O filme “Que Horas Ela Volta” (2015) trata de uma família que mora em São Paulo. Os conflitos entre os personagens --conflictos óbvias e não óbvias-- criam as tensões dramáticas do filme. Os personagens são Val, uma mãe que deixou sua filha, Jessica, para viajar para São Paulo para aceitar trabalho como babá de Fabinho. Seus patrões ricos, Dona Bárbara e Dr. Carlos, pais de Fabinho, estavam felizes com Val por treze anos, até que sua filha Jéssica chega na casa para prestar vestibular. De repente há problemas quando Jessica recusa a seguir as regras da casa. Ela insiste em ter o quarto de hóspedes, não aceitando o quartinho de sua mãe. Ela come com a família, contra o costume. Ela entra na piscina, um lugar proibido. O resultado é uma turbulência que reúne todos na casa em um redemoinho.

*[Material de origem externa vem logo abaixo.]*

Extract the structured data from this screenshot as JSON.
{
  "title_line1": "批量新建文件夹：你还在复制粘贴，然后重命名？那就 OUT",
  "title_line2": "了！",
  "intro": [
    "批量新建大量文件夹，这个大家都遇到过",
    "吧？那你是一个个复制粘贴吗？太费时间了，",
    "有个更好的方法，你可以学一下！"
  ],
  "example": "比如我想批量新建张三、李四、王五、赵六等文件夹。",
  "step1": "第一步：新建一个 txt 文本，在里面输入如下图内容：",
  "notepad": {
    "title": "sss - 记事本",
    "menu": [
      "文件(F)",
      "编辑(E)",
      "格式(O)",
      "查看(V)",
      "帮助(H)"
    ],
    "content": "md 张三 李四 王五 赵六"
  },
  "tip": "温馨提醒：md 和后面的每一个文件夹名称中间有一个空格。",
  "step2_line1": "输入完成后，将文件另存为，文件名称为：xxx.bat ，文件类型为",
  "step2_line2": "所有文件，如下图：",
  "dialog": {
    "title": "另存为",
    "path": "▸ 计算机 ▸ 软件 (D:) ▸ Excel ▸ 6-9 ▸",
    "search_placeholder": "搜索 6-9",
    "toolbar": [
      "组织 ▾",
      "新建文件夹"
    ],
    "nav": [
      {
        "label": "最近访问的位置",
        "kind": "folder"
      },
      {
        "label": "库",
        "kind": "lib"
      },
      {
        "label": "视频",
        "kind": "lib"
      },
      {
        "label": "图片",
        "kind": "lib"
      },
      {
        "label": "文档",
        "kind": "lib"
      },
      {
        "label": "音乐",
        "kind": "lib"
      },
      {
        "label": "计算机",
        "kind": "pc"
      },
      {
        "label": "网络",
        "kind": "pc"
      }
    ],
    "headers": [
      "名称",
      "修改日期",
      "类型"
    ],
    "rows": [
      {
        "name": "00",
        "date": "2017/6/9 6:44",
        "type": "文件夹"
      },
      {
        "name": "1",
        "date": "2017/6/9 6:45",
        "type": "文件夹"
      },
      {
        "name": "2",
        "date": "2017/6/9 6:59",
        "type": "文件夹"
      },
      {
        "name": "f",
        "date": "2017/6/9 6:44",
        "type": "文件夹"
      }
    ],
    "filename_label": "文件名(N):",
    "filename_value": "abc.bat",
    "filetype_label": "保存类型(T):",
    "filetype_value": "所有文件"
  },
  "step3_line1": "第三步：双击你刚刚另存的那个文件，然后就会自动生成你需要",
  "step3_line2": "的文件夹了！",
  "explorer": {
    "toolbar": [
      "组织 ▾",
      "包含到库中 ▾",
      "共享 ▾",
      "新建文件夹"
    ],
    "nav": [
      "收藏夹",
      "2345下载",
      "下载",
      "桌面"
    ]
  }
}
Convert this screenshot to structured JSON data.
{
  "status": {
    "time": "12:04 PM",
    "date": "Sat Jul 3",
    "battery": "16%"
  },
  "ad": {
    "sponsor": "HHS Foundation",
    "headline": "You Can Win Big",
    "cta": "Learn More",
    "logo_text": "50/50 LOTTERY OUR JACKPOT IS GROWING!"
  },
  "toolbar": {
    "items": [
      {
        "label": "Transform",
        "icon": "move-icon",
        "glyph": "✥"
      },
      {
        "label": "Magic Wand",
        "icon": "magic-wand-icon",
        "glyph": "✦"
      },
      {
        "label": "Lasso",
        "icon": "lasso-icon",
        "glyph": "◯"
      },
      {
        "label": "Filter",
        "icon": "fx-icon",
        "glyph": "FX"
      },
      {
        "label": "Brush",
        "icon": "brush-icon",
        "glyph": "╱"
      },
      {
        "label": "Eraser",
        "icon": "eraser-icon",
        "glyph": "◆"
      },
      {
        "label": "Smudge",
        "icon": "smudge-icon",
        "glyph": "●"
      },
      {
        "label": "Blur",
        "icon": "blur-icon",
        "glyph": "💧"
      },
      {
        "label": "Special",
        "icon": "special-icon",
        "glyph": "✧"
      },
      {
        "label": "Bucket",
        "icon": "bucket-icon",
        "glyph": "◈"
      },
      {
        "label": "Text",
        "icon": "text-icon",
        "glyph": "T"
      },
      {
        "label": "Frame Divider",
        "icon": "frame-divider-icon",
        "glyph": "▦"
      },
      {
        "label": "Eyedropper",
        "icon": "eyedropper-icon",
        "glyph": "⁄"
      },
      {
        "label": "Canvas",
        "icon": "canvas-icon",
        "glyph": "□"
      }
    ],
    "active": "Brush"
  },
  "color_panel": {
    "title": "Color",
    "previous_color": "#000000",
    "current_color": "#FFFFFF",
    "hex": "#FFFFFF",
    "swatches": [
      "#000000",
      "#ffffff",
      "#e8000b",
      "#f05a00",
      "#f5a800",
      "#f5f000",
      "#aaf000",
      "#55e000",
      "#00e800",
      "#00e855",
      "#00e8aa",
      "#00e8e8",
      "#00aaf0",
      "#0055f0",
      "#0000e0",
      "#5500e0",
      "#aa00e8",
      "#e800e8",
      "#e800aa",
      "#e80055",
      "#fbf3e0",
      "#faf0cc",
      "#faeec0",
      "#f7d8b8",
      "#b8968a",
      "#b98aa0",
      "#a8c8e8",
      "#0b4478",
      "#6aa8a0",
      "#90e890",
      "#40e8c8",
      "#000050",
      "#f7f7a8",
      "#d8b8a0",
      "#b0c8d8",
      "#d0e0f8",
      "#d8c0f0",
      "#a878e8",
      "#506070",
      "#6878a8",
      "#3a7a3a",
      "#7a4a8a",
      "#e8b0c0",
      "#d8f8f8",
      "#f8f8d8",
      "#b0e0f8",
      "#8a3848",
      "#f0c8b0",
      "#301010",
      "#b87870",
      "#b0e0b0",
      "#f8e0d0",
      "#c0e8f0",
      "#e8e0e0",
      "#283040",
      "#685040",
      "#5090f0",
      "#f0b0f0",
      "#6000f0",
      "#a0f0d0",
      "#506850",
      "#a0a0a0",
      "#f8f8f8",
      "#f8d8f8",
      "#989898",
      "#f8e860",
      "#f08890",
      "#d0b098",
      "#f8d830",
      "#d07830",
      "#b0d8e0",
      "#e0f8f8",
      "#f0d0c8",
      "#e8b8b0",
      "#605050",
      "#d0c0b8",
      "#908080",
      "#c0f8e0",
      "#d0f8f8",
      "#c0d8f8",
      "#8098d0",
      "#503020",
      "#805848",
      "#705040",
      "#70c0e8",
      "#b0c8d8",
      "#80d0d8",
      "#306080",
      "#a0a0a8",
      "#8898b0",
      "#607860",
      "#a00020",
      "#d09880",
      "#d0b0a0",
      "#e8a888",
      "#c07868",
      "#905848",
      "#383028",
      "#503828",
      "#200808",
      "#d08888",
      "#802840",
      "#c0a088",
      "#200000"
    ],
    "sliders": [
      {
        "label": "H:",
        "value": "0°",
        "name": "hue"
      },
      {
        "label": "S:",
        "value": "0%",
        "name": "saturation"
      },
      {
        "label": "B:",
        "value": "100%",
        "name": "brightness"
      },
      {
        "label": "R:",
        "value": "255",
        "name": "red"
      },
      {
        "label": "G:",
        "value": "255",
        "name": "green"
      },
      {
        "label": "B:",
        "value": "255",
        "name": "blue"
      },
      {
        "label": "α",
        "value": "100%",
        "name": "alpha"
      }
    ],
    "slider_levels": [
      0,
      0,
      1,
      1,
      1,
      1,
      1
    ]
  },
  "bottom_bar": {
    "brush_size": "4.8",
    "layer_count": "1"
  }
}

A ideia principal no filme é que as linhas rígidas entre classes são anacrônicas e ferem tanto os ricos quanto os pobres. As pessoas mais miseráveis no filme são Dona Bárbara e Dr. Carlos, as pessoas com dinheiro. A cena mais chocante do filme é quando Dr. Carlos, procurando uma fuga da tortura da sua vida, propõe casamento a Jessica. É um choque, um raio que sai do nada. Jéssica não sabe o que dizer, ela não tem palavras. Jessica tem provavelmente dezoito anos e Dr. Carlos cinquenta e poucos. Ele tem esposa, filho, casa, carreira, uma vida feita — e ela quase nada, quase ainda uma criança. É uma loucura, mas o mundo do filme é uma loucura também.
Então, no contexto de uma sociedade louca, eu vou a sugerir um final alternativo louco. Simplesmente é isso: Jessica diz a Carlos sim. Por causas econômicas e sociais, ela perdeu sua mãe por treze anos. Pelas mesmas causas, ela não pode estar com seu filho. Ela não sente amor por Carlos mas sente amizade. Bem. Existem piores negócios. Neste final, Jéssica diz a Carlos que há condições: 1) sua mãe mora na casa no quarto de hóspedes, 2) o filho de Jessica mora com eles, 3) todos podem usar a piscina, 4) todos podem comer qualquer sorvete. No casamento, Jéssica convence Carlos que a mãe da noiva não vai servir comida ou aspirar a igreja. Dona Bárbara assiste o casamento com seu psiquiatra com quem ela “ficava” muitos anos. Embora bêbada, Bárbara se comporta bem porque Jéssica tinha prometido ensinar Fabinho a passar no vestibular. Na última cena, Fabinho joga Val na piscina, Jéssica empurra Carlos na água e salta depois, o cachorro empurra Fabinho, e Bárbara, bêbada, cai na piscina e puxa o psiquiatra com ela. É uma bagunça de braços e pernas, e por uma tarde todos esquecem as regras sociais.